19. yy.’ın ikinci yarısında, piyanistlik açısından, eski ekolün katı dogmalarıyla modern anlayışın pratik gerekleri arasındaki çelişkiler gözle görülür hale gelmiştir. Konser salonlarında piyanistler, öğretmenlerinin gösterdiklerinden daha farklı tekniklerle çalmaya başlamışlardır. Eski anlayışlara bağlı eğitimciler ise, kendi ulaştıkları yüksek seviyeleri örnek göstererek, yeni anlayışların gereksizliğini savunmuşlardı.

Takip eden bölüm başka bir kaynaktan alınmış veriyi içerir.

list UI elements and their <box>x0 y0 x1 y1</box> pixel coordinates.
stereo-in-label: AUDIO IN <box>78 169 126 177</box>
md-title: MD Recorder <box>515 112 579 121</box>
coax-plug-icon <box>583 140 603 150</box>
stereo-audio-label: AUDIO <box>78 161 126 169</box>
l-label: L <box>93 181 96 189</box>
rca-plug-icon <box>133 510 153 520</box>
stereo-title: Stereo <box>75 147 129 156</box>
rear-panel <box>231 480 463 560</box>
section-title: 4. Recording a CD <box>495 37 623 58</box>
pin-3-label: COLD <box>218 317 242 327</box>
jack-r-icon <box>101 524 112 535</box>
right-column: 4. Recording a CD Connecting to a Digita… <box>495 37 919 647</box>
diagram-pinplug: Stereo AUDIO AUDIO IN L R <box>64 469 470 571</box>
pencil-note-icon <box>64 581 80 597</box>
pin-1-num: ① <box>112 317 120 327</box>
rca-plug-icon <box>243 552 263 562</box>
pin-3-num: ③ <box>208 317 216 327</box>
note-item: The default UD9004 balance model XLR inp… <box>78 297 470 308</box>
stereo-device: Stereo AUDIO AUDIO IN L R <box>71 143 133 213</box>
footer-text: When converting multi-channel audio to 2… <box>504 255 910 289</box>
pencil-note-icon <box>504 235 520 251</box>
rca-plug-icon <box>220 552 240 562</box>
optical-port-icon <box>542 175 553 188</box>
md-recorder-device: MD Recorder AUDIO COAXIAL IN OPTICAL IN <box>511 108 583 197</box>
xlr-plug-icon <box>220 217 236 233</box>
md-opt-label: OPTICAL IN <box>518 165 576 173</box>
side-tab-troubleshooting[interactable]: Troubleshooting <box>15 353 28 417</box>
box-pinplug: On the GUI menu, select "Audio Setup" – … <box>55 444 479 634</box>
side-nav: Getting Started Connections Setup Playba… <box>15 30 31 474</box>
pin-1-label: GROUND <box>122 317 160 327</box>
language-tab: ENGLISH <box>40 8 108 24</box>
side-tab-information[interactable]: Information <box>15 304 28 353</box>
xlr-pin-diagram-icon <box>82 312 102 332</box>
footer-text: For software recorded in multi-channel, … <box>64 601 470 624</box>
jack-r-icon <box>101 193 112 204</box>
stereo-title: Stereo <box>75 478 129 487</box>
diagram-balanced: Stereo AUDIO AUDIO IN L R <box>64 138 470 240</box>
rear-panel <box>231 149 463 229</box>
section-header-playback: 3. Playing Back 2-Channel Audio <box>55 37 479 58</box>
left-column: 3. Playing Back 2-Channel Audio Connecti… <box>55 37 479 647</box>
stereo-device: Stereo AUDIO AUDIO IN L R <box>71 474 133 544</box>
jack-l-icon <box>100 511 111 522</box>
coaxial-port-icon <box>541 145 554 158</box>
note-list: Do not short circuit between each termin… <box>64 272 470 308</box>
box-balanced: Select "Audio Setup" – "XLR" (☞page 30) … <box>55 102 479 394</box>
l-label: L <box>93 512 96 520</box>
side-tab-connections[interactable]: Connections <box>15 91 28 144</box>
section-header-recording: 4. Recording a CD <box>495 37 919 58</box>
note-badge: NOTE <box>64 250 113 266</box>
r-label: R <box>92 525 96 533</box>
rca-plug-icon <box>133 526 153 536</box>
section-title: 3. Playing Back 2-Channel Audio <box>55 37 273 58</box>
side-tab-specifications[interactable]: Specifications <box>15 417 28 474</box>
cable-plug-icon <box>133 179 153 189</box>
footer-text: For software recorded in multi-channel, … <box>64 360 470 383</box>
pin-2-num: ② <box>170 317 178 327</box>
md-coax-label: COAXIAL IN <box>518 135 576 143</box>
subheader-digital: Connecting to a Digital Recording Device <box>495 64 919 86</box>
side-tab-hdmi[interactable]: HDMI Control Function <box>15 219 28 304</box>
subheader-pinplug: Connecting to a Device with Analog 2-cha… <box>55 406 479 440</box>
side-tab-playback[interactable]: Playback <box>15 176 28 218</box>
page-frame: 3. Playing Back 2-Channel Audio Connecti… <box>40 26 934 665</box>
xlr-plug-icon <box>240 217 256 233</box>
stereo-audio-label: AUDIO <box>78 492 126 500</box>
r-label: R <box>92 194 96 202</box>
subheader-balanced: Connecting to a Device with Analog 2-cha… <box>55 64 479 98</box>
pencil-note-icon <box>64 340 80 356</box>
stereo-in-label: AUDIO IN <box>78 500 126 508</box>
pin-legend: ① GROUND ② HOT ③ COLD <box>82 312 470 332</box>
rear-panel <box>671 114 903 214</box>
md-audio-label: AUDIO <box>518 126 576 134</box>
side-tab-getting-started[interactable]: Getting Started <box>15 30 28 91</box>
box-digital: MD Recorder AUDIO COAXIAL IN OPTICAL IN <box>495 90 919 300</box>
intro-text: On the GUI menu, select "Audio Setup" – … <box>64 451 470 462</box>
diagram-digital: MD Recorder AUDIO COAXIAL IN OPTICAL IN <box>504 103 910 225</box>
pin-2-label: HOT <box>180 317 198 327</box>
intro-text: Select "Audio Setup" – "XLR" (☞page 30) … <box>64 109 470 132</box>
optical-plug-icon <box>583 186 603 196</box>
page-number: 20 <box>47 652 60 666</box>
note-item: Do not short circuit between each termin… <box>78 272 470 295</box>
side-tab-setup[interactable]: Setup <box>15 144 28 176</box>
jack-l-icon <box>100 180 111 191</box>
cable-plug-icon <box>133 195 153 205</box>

Çalgının gerektirdiği yeni tekniklere adapte olunamaması, beraberinde fiziksel sorunlara da yol açmıştır. Teknik açıdan akrobatlara dönüştürülmüş öğrenciler, müzik yetenekleri çok güçlü değilse, yaratıcı müzikal ifadeyi ortaya çıkartmakta zorlanmışlardır. En kötü örneklerde, doğal yapısına aykırı olarak çalan ve gerilen parmak kasları, gerginlik ve kasılma yaratmış, bu da, sakatlanmalara ve rahatsızlıklara yol açmıştır.

19. yy.’da Parmak Ekolü’nün mekanik prensipleri, müzisyenler ve eğitimciler arasında çok popüler olsa da, piyano pedagojisinde yeni fikirler arayan müzisyenler de bulunmaktaydı. Eğitimciliğinin ilk yıllarında Logier’in Chiroplast aletini kullanacak kadar mekanik prensiplere bağlı olmasına rağmen, piyanist Friedrich Wieck, daha sonraları müzikal içeriğe ve ton kalitesine önem vermiş, öğrencilerine işitmeyi ön plana almalarını öğütlemiştir. Öğrencilerine, sanatsal değeri olmayan eser ya da etütlerden uzak durmalarını söylemiş; başlangıç öğrencilerine bir yıl kadar nota eğitimi vermemiş, bu sürede işitmelerini geliştirmiş ve müzikal aktivitelere onları hazırlamıştır. Bu, o dönem için oldukça ileri görüşlü bir yaklaşımdır.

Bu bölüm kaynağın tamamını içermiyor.